I see bread machines at thrift stores ALL the time! Check your local salvation army! That's where I found mine! I found another one at GOOD Will. I love the one I got from Salvation Army! It's older, but it works GREAT! I love it!! YOu don't have to spend tons of money on a new one, unless you will really use it ALL the time. I use mine once a week and I spent $4.00 on it!
I would get one at the thrift shop as many people get these breadmakers and don't know how or want to use them and just give them away to get rid of them. Some of them may be almost new. You can get lots of recipes on line (especially at about.com) just type in bread machine recipes in the search. I don't use mine much in the summer, but it can be 'dangerous' in the winter as I do use it a lot and the bread is so addicting!! Good luck!
Purchase a new one and keep the receipt for a year.
I would not purchase a used one because you really don't know where it has been and it could cause a fire etc....
I had one and used it to death..literally...
great for when you don't have any money for $2.39 a loaf...
We used to use ours quite a bit but now haven't in years. Since you don't know how you will like using one, I'd recommend spending as little as possible. I think a used one in good condition would be a good place to start. Bread machines tho have really come down in price so even new ones are not very expensive but if you could get one for let's say 5 bucks or so, that'd be a great way to try one out.

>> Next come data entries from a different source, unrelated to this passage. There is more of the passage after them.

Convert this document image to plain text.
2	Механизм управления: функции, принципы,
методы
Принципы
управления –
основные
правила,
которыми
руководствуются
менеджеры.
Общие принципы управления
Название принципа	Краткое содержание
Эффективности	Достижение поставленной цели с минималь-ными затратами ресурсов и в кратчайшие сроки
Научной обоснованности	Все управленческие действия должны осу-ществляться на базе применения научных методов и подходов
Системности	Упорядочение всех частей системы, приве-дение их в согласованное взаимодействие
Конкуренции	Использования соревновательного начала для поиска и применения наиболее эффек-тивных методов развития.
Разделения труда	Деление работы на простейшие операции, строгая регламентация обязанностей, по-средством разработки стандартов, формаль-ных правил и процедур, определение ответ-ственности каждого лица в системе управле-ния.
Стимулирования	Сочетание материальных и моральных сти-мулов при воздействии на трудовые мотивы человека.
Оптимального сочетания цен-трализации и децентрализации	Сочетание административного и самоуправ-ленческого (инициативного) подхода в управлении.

You could always buy a nicer one later.
Also, another thought if you are on the fence about whether you'd really like a bread machine, is see if someone you know would lend you theirs for a while and you could try one w/o actually owning one yourself. You may have a good friend or relative that wouldn't mind lending you one for a week or so.
Thanks for all the suggestions!
I would go a head and buy the used one. For all you know, it wasn an unwanted gift and may not have even been used. They were all the rage for a while, then seemed to sit in the backs of cupboards. Yours may also be a novelty for a while, so I'd ask the thrift shop to plug it in (to make sure it works) and if okay, go for your life! Hopefully the manual is with it. There's nothing better than setting the timer and waking up to the smell of cooking bread for a fresh breakfast! Have fun!

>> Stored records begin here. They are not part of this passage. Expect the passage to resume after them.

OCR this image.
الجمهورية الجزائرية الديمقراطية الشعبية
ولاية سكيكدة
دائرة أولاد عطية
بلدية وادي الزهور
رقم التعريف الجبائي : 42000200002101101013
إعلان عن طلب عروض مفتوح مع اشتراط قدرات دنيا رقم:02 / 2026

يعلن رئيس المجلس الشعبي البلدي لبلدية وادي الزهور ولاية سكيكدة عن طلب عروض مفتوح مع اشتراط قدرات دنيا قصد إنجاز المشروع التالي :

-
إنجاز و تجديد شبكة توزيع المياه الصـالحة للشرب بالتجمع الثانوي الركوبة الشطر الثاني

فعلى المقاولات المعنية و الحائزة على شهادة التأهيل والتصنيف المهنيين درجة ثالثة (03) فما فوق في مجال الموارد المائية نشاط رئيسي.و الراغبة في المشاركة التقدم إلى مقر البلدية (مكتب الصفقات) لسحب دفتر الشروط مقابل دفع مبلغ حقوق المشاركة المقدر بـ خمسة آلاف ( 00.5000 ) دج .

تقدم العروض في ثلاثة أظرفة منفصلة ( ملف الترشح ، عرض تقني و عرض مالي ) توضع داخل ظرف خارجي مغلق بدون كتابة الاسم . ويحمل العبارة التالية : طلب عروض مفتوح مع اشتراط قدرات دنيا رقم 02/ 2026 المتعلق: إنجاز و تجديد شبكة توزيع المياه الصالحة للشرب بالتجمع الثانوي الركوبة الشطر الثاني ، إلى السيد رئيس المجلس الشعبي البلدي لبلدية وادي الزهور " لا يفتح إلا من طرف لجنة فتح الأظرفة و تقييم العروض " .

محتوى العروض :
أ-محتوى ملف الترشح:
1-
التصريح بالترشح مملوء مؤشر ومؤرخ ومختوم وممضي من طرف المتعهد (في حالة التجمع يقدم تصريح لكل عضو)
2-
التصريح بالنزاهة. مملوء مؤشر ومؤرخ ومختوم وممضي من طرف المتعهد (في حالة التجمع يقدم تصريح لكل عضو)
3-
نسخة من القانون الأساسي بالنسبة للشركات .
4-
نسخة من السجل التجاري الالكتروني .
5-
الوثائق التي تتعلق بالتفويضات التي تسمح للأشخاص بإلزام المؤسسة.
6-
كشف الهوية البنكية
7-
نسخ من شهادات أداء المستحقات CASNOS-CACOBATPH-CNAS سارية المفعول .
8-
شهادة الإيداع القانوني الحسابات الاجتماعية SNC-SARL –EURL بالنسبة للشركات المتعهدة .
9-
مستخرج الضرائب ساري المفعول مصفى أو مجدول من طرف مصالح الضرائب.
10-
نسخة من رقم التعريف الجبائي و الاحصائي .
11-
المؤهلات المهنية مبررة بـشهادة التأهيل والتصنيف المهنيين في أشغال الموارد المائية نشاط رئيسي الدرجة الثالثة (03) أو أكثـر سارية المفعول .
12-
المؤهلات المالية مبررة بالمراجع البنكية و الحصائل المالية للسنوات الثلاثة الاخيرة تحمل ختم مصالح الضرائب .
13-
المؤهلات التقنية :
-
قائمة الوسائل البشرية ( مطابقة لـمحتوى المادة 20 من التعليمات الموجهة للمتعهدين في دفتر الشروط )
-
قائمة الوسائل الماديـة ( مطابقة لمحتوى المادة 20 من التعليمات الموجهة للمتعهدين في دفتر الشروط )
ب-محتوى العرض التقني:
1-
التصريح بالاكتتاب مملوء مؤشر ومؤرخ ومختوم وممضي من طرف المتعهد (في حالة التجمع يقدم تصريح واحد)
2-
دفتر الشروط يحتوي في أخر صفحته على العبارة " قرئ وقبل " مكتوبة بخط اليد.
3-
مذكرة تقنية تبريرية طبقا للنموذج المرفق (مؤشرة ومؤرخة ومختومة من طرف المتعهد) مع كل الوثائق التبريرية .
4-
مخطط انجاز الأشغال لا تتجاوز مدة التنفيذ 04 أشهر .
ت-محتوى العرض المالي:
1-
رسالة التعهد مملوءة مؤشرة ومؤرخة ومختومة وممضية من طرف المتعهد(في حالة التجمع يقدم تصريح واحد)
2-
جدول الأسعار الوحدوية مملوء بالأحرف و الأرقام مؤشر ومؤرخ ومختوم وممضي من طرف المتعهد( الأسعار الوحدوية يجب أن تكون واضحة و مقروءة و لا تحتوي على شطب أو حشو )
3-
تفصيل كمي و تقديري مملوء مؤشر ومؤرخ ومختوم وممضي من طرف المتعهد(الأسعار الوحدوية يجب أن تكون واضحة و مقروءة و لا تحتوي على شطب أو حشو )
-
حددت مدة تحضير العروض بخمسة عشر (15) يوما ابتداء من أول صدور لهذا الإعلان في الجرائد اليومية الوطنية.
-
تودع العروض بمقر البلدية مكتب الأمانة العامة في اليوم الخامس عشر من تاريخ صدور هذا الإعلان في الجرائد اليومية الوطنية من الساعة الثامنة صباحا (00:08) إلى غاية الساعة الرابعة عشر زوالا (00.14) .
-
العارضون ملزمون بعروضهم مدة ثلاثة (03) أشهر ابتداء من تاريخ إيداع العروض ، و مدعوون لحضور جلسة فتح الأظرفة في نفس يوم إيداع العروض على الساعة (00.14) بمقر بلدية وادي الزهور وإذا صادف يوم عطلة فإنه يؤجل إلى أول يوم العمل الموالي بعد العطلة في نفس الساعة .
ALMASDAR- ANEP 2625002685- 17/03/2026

Thanks for asking this, Mindy, I've been wondering the same thing myself for quite a while. Now I too can benefit from the advice given here :)
I got one from freecycle. It had been a gift the person didn't use much. After you have it a while, more than likely you'll tire of it too. Don't spend too much money on something like this. (smile)
I got a breadmaker free off freecycle.org. The lady didn't want it any more. I had to clean it up since it had been in a shed, but I watched it carefully the first time or two and it works just fine. I use it a lot.
I have 2, one bought brand new. Have gotten for friends at tag sales and good will. Know your price. Thrift stores usually have a 1 week return time on anything electric.
Make sure it is a 2 pound dough capacity machine. You can do so much with it. I do not back the bread in my machines but have LOTs of recipes we have redone to fit my machine. Lots of times of dos and don't as well. I never use the powdered milk recipes call for, use fresh. For "oil" I use olive or butter. The quality does make a different. For those with diet restrictions of no butter? Maybe bread should be off it too! I make all types of grain breads, French breads, herb breads whole wheat/molasses, etc.
You can turn the dough out after the dough cycle ends (make sure the machine has DOUGH CYCLE) and the normal baked in the machine loaf is 1. Dough and pan it--makes 3. Saves you lots of concentrated carbs.
You can make delicious rolls, desserts, etc. All 3 of my sons learned to bake many styles of bread with the machines. I have Osters.
Make sure the little paddle in the inside of the tub looks look new and does not spin real freely in the container. There are little flanges on it that catch for the kneed cycle. I have replaced this on one--and found that a 2nd hand machine was the same price.